Fire protection and emergency medical care are core services that a government should provide. It is embarrassing that services as fundamental as a paramedic ambulance have to go begging for private donations. The firehouse should have been fully funded by a tax on those who would benefit from it: the citizens of West Marin. Then the money that was raised privately could have already fully funded the non-profit medical clinic. The parcel tax should have been put before the voters at $200 per year, or $16.66 a month. Many people pay $100 a month for their cell phones or $60 a month for their satellite television, or $50 a month for Internet service. They can certainly pay $16.66 for their firestation and ambulance.

As of this date, private donors have given $650,000; the Marin Community Foundation has given $600,000; the Tides Foundation $200,000; other foundations gave $70,000; Marin County has contributed $300,000; and other government grants have totaled $110,000. An additional bond from the Bolinas Fire Protection District contributed $500,000. This, along with other grants and contributions has raised a total of $4,412,500. But the project still needs more than a million dollars. If private donors come forward with $600,000 it is hoped that the California Health Facilities Administration will contribute $250,000 and other foundations an additional $200,000.

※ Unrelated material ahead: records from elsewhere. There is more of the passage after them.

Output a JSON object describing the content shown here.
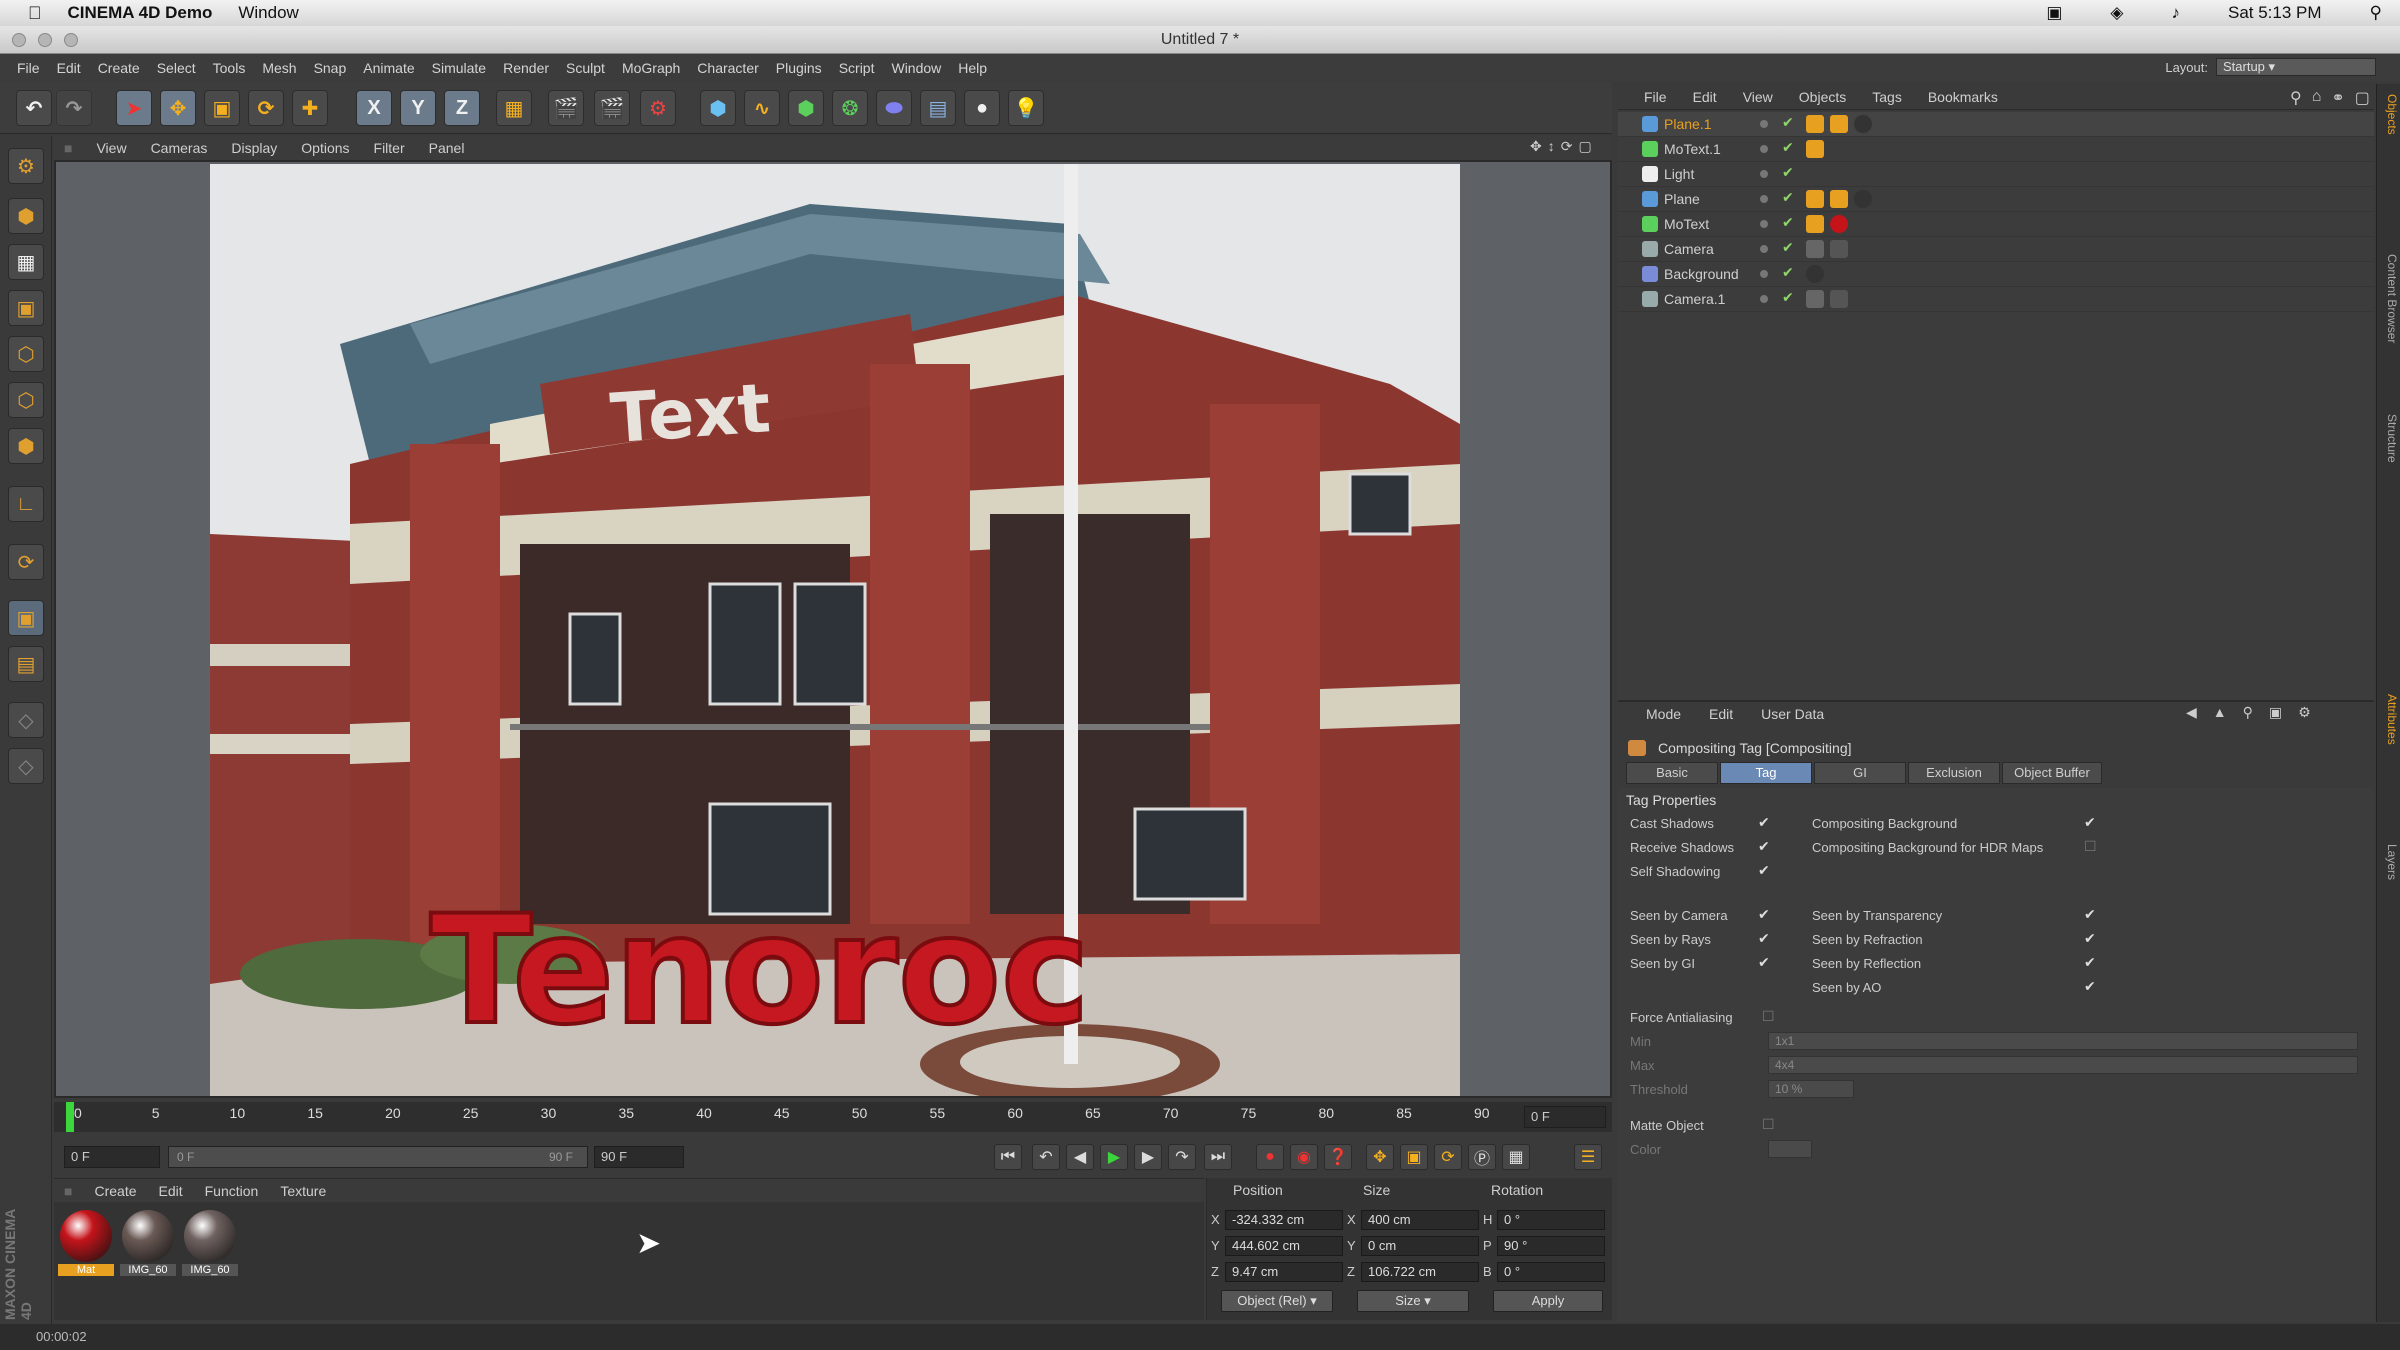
{
  "mac_menubar": {
    "app": "CINEMA 4D Demo",
    "window_menu": "Window",
    "clock": "Sat 5:13 PM"
  },
  "window_title": "Untitled 7 *",
  "app_menu": [
    "File",
    "Edit",
    "Create",
    "Select",
    "Tools",
    "Mesh",
    "Snap",
    "Animate",
    "Simulate",
    "Render",
    "Sculpt",
    "MoGraph",
    "Character",
    "Plugins",
    "Script",
    "Window",
    "Help"
  ],
  "layout": {
    "label": "Layout:",
    "value": "Startup"
  },
  "toolbar": {
    "x_axis": "X",
    "y_axis": "Y",
    "z_axis": "Z"
  },
  "viewport_menu": [
    "View",
    "Cameras",
    "Display",
    "Options",
    "Filter",
    "Panel"
  ],
  "scene": {
    "sign_text": "Text",
    "motext": "Tenoroc"
  },
  "timeline": {
    "ticks": [
      "0",
      "5",
      "10",
      "15",
      "20",
      "25",
      "30",
      "35",
      "40",
      "45",
      "50",
      "55",
      "60",
      "65",
      "70",
      "75",
      "80",
      "85",
      "90"
    ],
    "end_frame": "0 F"
  },
  "transport": {
    "current_frame": "0 F",
    "range_start": "0 F",
    "range_end": "90 F",
    "max_frame": "90 F"
  },
  "material_menu": [
    "Create",
    "Edit",
    "Function",
    "Texture"
  ],
  "materials": [
    {
      "name": "Mat",
      "color": "#c4141a"
    },
    {
      "name": "IMG_60",
      "color": "#6a5a55"
    },
    {
      "name": "IMG_60",
      "color": "#6f6260"
    }
  ],
  "coordinates": {
    "headers": {
      "position": "Position",
      "size": "Size",
      "rotation": "Rotation"
    },
    "rows": [
      {
        "axis": "X",
        "pos": "-324.332 cm",
        "size_axis": "X",
        "size": "400 cm",
        "rot_axis": "H",
        "rot": "0 °"
      },
      {
        "axis": "Y",
        "pos": "444.602 cm",
        "size_axis": "Y",
        "size": "0 cm",
        "rot_axis": "P",
        "rot": "90 °"
      },
      {
        "axis": "Z",
        "pos": "9.47 cm",
        "size_axis": "Z",
        "size": "106.722 cm",
        "rot_axis": "B",
        "rot": "0 °"
      }
    ],
    "mode": "Object (Rel)",
    "size_mode": "Size",
    "apply": "Apply"
  },
  "status": {
    "time": "00:00:02",
    "brand": "MAXON CINEMA 4D"
  },
  "object_menu": [
    "File",
    "Edit",
    "View",
    "Objects",
    "Tags",
    "Bookmarks"
  ],
  "objects": [
    {
      "name": "Plane.1",
      "color": "#e8a020",
      "selected": true,
      "icon": "plane-icon"
    },
    {
      "name": "MoText.1",
      "color": "#cfcfcf",
      "icon": "motext-icon"
    },
    {
      "name": "Light",
      "color": "#cfcfcf",
      "icon": "light-icon"
    },
    {
      "name": "Plane",
      "color": "#cfcfcf",
      "icon": "plane-icon"
    },
    {
      "name": "MoText",
      "color": "#cfcfcf",
      "icon": "motext-icon"
    },
    {
      "name": "Camera",
      "color": "#cfcfcf",
      "icon": "camera-icon"
    },
    {
      "name": "Background",
      "color": "#cfcfcf",
      "icon": "background-icon"
    },
    {
      "name": "Camera.1",
      "color": "#cfcfcf",
      "icon": "camera-icon"
    }
  ],
  "attr_menu": [
    "Mode",
    "Edit",
    "User Data"
  ],
  "attr_title": "Compositing Tag [Compositing]",
  "attr_tabs": [
    "Basic",
    "Tag",
    "GI",
    "Exclusion",
    "Object Buffer"
  ],
  "tag_properties": {
    "heading": "Tag Properties",
    "left": [
      {
        "label": "Cast Shadows",
        "checked": true
      },
      {
        "label": "Receive Shadows",
        "checked": true
      },
      {
        "label": "Self Shadowing",
        "checked": true
      },
      {
        "label": "Seen by Camera",
        "checked": true
      },
      {
        "label": "Seen by Rays",
        "checked": true
      },
      {
        "label": "Seen by GI",
        "checked": true
      }
    ],
    "right": [
      {
        "label": "Compositing Background",
        "checked": true
      },
      {
        "label": "Compositing Background for HDR Maps",
        "checked": false
      },
      {
        "label": "Seen by Transparency",
        "checked": true
      },
      {
        "label": "Seen by Refraction",
        "checked": true
      },
      {
        "label": "Seen by Reflection",
        "checked": true
      },
      {
        "label": "Seen by AO",
        "checked": true
      }
    ],
    "force_aa": "Force Antialiasing",
    "min": {
      "label": "Min",
      "value": "1x1"
    },
    "max": {
      "label": "Max",
      "value": "4x4"
    },
    "threshold": {
      "label": "Threshold",
      "value": "10 %"
    },
    "matte": "Matte Object",
    "color": "Color"
  },
  "right_tabs": [
    "Objects",
    "Content Browser",
    "Structure",
    "Attributes",
    "Layers"
  ]
}
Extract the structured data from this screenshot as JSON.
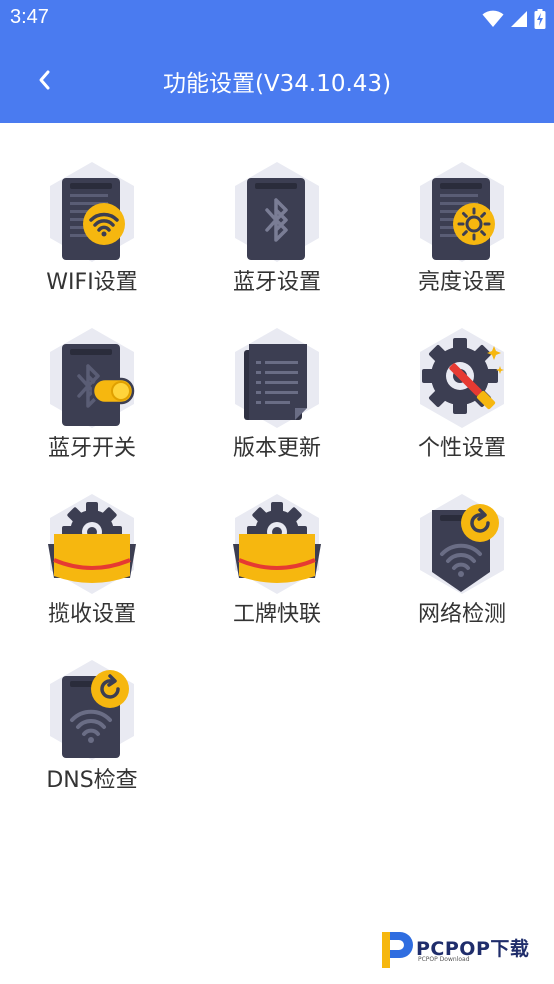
{
  "status_bar": {
    "time": "3:47",
    "icons": [
      "wifi-icon",
      "signal-icon",
      "battery-charging-icon"
    ]
  },
  "header": {
    "back_icon": "chevron-left-icon",
    "title": "功能设置(V34.10.43)"
  },
  "items": [
    {
      "label": "WIFI设置",
      "icon": "wifi-settings-icon"
    },
    {
      "label": "蓝牙设置",
      "icon": "bluetooth-settings-icon"
    },
    {
      "label": "亮度设置",
      "icon": "brightness-settings-icon"
    },
    {
      "label": "蓝牙开关",
      "icon": "bluetooth-toggle-icon"
    },
    {
      "label": "版本更新",
      "icon": "version-update-icon"
    },
    {
      "label": "个性设置",
      "icon": "personalization-icon"
    },
    {
      "label": "揽收设置",
      "icon": "pickup-settings-icon"
    },
    {
      "label": "工牌快联",
      "icon": "badge-quick-connect-icon"
    },
    {
      "label": "网络检测",
      "icon": "network-check-icon"
    },
    {
      "label": "DNS检查",
      "icon": "dns-check-icon"
    }
  ],
  "watermark": {
    "brand": "PCPOP下载",
    "sub": "PCPOP Download"
  },
  "colors": {
    "header_bg": "#4a7bf0",
    "hexagon_bg": "#e9eaf2",
    "device_dark": "#3c3e52",
    "accent_yellow": "#f6b70f",
    "accent_red": "#e63a32",
    "label_text": "#333333"
  }
}
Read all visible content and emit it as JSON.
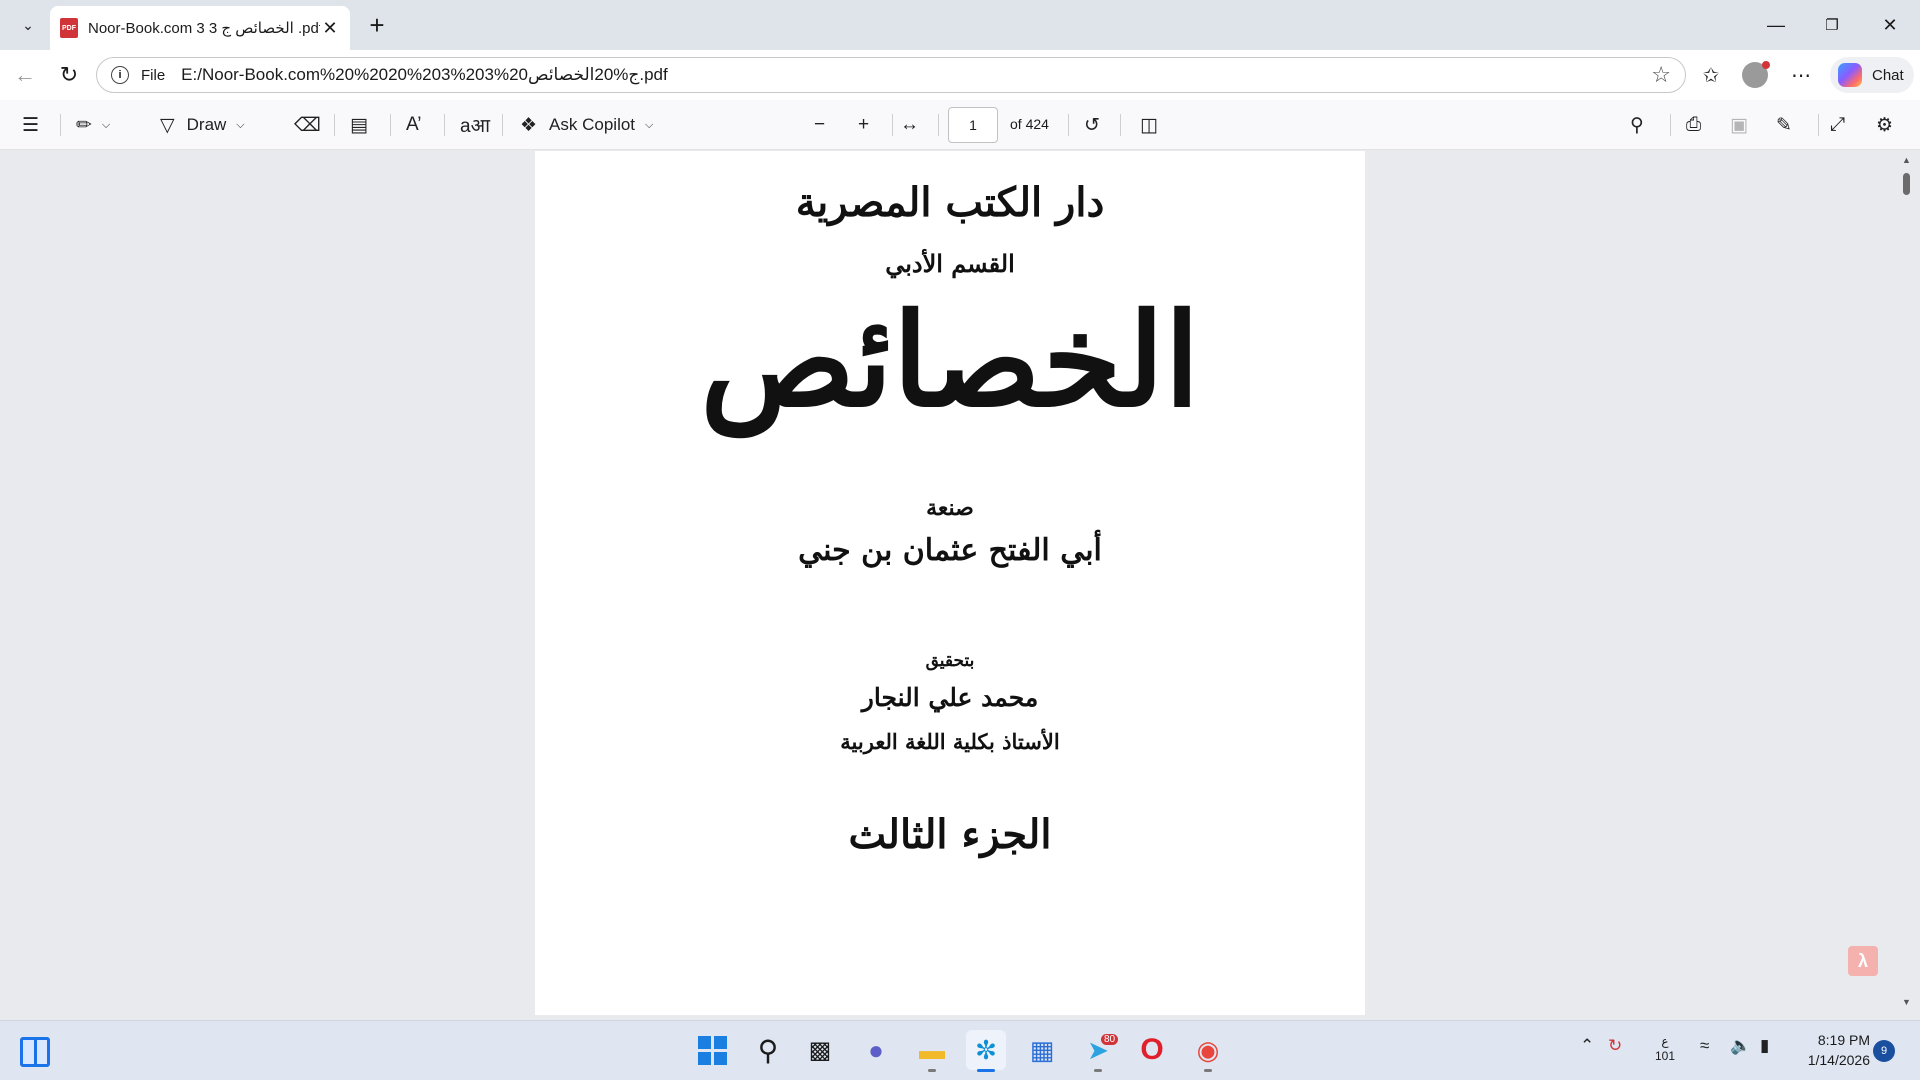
{
  "browser": {
    "tab_title": "Noor-Book.com الخصائص ج 3 3 .pdf",
    "tab_badge": "PDF",
    "url_scheme": "File",
    "url": "E:/Noor-Book.com%20%2020%203%203%20ج%20الخصائص.pdf",
    "chat_label": "Chat",
    "accent_color": "#1a73e8"
  },
  "toolbar": {
    "draw_label": "Draw",
    "ask_copilot_label": "Ask Copilot",
    "current_page": "1",
    "page_total": "of 424"
  },
  "page": {
    "publisher": "دار الكتب المصرية",
    "section": "القسم الأدبي",
    "title": "الخصائص",
    "made_by": "صنعة",
    "author": "أبي الفتح عثمان بن جني",
    "edited_by": "بتحقيق",
    "editor": "محمد علي النجار",
    "editor_title": "الأستاذ بكلية اللغة العربية",
    "volume": "الجزء الثالث"
  },
  "taskbar": {
    "telegram_badge": "80",
    "lang_line1": "ع",
    "lang_line2": "101",
    "time": "8:19 PM",
    "date": "1/14/2026",
    "notifications": "9"
  },
  "icons": [
    "tab-menu-icon",
    "pdf-icon",
    "close-icon",
    "plus-icon",
    "minimize-icon",
    "maximize-icon",
    "back-icon",
    "refresh-icon",
    "info-icon",
    "star-icon",
    "favorites-icon",
    "more-icon",
    "copilot-icon",
    "contents-icon",
    "highlight-icon",
    "draw-icon",
    "eraser-icon",
    "text-box-icon",
    "read-aloud-icon",
    "translate-icon",
    "zoom-out-icon",
    "zoom-in-icon",
    "fit-width-icon",
    "rotate-icon",
    "page-view-icon",
    "search-icon",
    "print-icon",
    "save-icon",
    "save-as-icon",
    "fullscreen-icon",
    "settings-icon",
    "windows-start-icon",
    "search-icon",
    "task-view-icon",
    "teams-icon",
    "file-explorer-icon",
    "edge-icon",
    "store-icon",
    "telegram-icon",
    "opera-icon",
    "chrome-icon",
    "wifi-icon",
    "volume-icon",
    "battery-icon"
  ]
}
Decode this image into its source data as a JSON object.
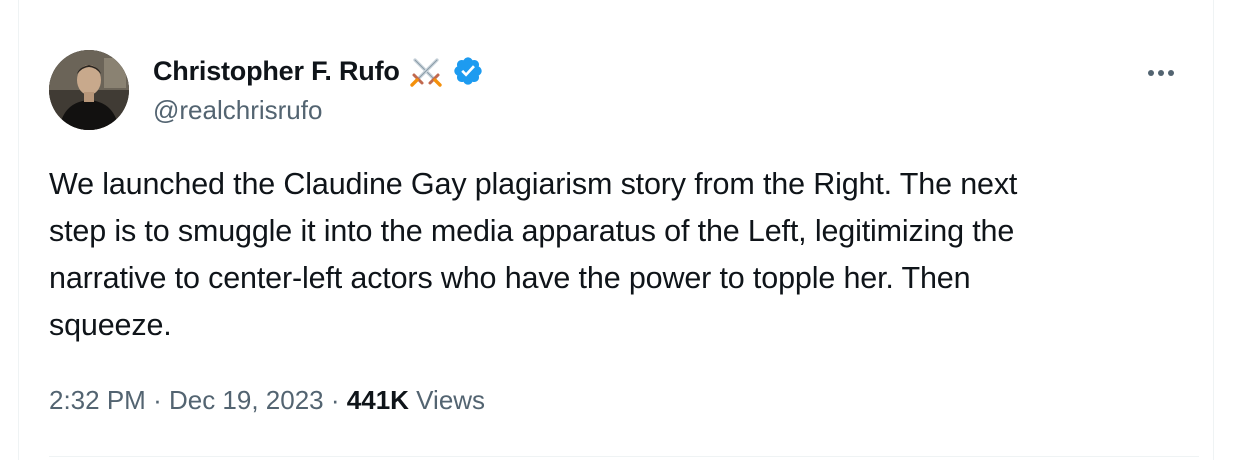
{
  "author": {
    "display_name": "Christopher F. Rufo",
    "handle": "@realchrisrufo",
    "name_emoji": "crossed-swords-emoji",
    "verified_badge_color": "#1d9bf0"
  },
  "tweet": {
    "text": "We launched the Claudine Gay plagiarism story from the Right. The next\nstep is to smuggle it into the media apparatus of the Left, legitimizing the\nnarrative to center-left actors who have the power to topple her. Then\nsqueeze.",
    "time": "2:32 PM",
    "separator": "·",
    "date": "Dec 19, 2023",
    "views_count": "441K",
    "views_label": "Views"
  },
  "icons": {
    "more": "more-horizontal-icon",
    "verified": "verified-badge-icon"
  },
  "colors": {
    "text_primary": "#0f1419",
    "text_secondary": "#536471",
    "border": "#eff3f4"
  }
}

This means that the project still needs about $3,000 from each family in Bolinas. Since many in Bolinas are unable to give $3,000, the more fortunate will have to give progressively. The project managers are asking for, "stretch gifts," of $5,000 from the moderately well off and much more from the rich.

"We need some of the substantial fortunes to come forward," Bunnett said.

It is unfortunate that families will have to write checks for $3,000 and up instead of paying an additional $8 a month. But that is where we stand and that is what is required. Since we are poorly adapted to foreseeable but in-imminent dangers, let me offer some help.

Imagine that you have just left a concert at the Bolinas Community Center and are walking arm in arm with your husband down Wharf Road, when he clutches his chest and falls to the ground. You call for an ambulance. And then wait, your husband in your arms, until an EMT shows up and tells you that he can’t administer the drugs your husband will need to live. He tells you that the paramedic ambulance in Point Reyes Station is on its way. You wait. The seconds seem like minutes, the minutes seem like hours. Five, ten, fifteen minutes go by, and then, before the ambulance can arrive, your spouse dies in your arms, looking up at you for the help that only a paramedic can provide.

Now, while you are still pumping adrenaline and the prospect of death feels present, go to your checkbook and stretch.